Tuesday, August 14, 2007

The Culottes Contradiction

It is said that when people make plans, God laughs.

It is true that we make plans for our lives, swearing to never be like that person or never do this or that, and yet we find ourselves in that very predicament later in life.

Well, I’ve come full circle.

Today, I willingly, for the first time in a l-o-n-g time, pulled on a pair of culottes.

Now, they are longer, sleeker, and made to look professional. And, if I wanted to wiggle out of my obligation, I could call them gaucho pants, but I know what they really are.

Culottes.

The bane of my existence through most of my childhood, I swore upon my high school graduation to never willingly don another pair of the hated skirt-pant.

My graduating girlfriends gathered with me in secret to do something we’d dreamed about during every gym class and volleyball game – burn our culottes. As we watched our crimson colored culottes turn to ash and drift toward the blue sky overhead, we toasted ourselves with Clearly Canadian (remember CC? Flavored carbonated water was ALL the rage in the mid-90’s).


We were finally free from the legalistic oppression that had forced us to repeatedly wear the most hideous clothing in the known universe. Only leggings crafted from rat carcasses could have been worse.

I hated culottes on sight. I never understood the right wing fundamentalist drift that embraced and adored culottes. They were the holy grail of Christian feminine wear.

But, see, they weren’t. They were… revolting. Billowy and scratchy with weird half-calf lengths. They were flattering to no one. And, as a fat girl, I had long since realized that clothing makes you neither closer nor farther from God. It simply covers you. And as long as you were, indeed, covered in some semblance of modesty, I could see no purpose for culottes.

They were the worst of two worlds, a revolting collision of poor taste and male-dominated legalism.

When I went off to my not-Baptist-school-approved Christian college and told my tale of culottes, I found few believers. No one could imagine what it must have been like for me. It seemed incredible to the non-brainwashed.

Until one day, a new girl pulled me aside. “I have to show you something,” she whispered.

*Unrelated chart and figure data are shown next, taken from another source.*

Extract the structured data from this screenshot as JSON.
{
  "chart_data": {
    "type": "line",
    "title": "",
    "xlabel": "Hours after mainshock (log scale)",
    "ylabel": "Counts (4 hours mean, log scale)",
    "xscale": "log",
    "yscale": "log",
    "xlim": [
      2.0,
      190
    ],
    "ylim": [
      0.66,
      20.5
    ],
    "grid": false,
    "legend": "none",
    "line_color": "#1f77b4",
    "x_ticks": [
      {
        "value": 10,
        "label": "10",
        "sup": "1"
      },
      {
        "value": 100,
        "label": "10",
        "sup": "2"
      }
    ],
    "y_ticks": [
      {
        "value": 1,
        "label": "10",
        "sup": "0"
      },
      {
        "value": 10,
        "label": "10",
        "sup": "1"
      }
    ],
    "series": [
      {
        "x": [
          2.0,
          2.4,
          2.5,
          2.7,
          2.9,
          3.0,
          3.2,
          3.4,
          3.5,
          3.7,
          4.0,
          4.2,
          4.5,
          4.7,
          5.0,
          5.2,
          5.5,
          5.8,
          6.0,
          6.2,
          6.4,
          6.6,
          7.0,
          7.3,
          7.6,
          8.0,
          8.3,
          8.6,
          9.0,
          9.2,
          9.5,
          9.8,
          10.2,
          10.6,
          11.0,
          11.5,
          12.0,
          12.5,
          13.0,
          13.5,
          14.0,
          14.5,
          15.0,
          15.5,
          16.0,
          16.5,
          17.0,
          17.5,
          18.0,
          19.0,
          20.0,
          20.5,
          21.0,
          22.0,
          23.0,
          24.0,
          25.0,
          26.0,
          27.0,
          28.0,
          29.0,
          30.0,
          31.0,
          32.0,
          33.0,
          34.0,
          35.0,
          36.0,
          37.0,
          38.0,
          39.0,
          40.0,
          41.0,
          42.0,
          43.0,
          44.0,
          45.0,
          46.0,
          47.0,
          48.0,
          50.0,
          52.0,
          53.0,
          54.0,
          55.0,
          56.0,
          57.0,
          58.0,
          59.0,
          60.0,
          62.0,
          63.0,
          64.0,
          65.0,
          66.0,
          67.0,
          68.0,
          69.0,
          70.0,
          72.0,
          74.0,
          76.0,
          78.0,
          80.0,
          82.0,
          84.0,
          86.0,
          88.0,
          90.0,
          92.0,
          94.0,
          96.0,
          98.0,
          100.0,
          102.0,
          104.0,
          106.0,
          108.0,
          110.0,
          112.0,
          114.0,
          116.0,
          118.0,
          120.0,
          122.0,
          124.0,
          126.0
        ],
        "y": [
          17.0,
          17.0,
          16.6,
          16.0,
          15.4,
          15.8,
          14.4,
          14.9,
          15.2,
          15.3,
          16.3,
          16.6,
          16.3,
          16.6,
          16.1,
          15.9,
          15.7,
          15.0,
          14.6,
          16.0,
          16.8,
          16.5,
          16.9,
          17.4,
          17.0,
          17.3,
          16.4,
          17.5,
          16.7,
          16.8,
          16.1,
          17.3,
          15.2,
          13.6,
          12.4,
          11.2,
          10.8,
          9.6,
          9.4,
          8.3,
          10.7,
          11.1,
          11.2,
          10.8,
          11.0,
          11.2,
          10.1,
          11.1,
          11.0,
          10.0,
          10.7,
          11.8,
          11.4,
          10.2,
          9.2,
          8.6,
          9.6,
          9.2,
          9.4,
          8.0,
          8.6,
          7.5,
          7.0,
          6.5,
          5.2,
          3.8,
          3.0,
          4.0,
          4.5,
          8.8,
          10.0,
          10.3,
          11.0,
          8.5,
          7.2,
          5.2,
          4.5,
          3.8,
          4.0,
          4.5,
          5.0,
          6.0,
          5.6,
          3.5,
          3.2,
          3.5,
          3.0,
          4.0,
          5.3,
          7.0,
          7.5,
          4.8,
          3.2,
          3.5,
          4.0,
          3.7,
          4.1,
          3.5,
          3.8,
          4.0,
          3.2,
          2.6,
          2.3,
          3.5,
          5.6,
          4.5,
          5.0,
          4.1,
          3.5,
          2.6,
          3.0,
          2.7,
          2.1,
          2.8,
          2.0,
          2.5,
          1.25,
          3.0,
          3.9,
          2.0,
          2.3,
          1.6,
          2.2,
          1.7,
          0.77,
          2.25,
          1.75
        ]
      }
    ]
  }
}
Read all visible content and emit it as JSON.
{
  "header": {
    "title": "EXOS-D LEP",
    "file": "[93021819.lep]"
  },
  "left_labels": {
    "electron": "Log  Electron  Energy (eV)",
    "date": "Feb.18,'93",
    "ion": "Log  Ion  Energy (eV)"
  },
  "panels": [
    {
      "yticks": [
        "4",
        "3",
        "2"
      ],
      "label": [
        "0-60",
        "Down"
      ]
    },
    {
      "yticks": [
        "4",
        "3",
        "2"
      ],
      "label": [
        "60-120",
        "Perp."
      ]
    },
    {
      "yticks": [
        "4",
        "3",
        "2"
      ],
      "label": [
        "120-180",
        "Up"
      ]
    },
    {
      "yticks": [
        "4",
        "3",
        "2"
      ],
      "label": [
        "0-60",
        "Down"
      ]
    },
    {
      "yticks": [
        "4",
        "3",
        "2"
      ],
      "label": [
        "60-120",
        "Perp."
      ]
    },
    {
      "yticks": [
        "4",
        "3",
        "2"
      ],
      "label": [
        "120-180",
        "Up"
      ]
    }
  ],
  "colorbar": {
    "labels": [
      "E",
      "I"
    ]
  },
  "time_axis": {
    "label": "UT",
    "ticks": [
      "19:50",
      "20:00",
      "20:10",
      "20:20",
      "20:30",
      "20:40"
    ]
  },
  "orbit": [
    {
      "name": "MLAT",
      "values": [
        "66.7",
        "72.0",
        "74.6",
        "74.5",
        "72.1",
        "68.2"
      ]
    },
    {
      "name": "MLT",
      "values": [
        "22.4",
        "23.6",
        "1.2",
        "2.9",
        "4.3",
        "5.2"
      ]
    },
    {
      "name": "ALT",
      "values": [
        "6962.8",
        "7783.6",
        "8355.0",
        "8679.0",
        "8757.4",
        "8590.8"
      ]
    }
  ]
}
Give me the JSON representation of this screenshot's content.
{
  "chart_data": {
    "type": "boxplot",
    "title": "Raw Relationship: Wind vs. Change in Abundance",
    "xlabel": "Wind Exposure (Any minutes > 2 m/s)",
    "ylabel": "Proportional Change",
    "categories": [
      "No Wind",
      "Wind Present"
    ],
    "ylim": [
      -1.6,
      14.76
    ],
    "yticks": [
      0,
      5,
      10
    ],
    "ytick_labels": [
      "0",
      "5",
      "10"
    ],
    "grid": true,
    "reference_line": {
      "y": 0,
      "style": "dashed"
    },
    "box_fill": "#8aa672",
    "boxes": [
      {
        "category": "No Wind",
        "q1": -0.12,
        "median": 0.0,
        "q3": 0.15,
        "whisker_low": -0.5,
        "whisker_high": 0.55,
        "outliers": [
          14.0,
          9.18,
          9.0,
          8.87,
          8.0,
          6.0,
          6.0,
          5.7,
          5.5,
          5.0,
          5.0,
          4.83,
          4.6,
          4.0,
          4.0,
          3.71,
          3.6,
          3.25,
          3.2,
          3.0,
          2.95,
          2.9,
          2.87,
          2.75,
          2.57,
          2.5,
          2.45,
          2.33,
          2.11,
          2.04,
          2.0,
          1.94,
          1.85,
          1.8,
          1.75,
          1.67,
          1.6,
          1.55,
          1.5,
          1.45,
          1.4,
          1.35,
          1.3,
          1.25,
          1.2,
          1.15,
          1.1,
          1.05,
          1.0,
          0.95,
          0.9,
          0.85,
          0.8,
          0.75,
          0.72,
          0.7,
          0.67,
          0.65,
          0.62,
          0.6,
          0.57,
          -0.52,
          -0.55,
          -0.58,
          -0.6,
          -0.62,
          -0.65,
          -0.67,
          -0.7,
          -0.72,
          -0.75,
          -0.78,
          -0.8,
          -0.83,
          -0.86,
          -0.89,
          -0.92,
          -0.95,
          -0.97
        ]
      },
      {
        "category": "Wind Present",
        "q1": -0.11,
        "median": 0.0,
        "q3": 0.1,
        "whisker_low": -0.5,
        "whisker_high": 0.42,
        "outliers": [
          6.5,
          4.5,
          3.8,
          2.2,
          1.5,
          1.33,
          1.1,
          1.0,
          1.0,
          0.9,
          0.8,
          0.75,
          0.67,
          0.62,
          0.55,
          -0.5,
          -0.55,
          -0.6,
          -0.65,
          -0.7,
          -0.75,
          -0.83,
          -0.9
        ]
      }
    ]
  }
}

We made our way to her room. “I wish I’d had the guts to burn mine,” she admitted as she opened her closet. There, folded neatly, was a royal blue pair of the hated garment. She unfolded it, and I found myself looking at the writing Calvary Baptist School.

“No one on my floor believes me either,” she said conspiratorially.

As I grew spiritually at college, I began to realize that I didn’t actually hate culottes. They were, after all, simply a piece of clothing. I could no more hate calico or denim.

I simply hated what they had come to represent to me.

They were a tangible reminder of people who took Bible verses wildly out of context. They were another nail in the coffin of “christianized” female oppression. They forced women to be defined by what they wore and not who they were. They were…strangely losing their hold on me.

I found myself finally being able to separate the clothing from the attitudes I had once hated.


So, it was a strange feeling of freedom when I bought my first pair of culottes post-high school. I felt like I had finally crossed a new threshold of understanding and knowledge.

Now, if I could only find some Clearly Canadian.

4 comments:

Heidi said...

Maybe that is my problem with them. The difference between those coulottes of the past and the ones of today is the fullness of the leg.
You can buy Clearly CAnadian at Woodmans.

Wendy said...

ha, ha, ha. Legalism never got anyone into heaven. Didn't those folks at your school know about the pharisees? I'm glad I never had to wear them.

And you are absoluelty right-- clothing never got anyone closer or farther away from God. I'm sure there are half-naked people on the other side of the world that remember to sing praises to God more often than I do.

Heidi said...

Wendy, you are so right.

Charity said...

Yum, Clearly Canadian! I still can find it at Big Lots every once in a while.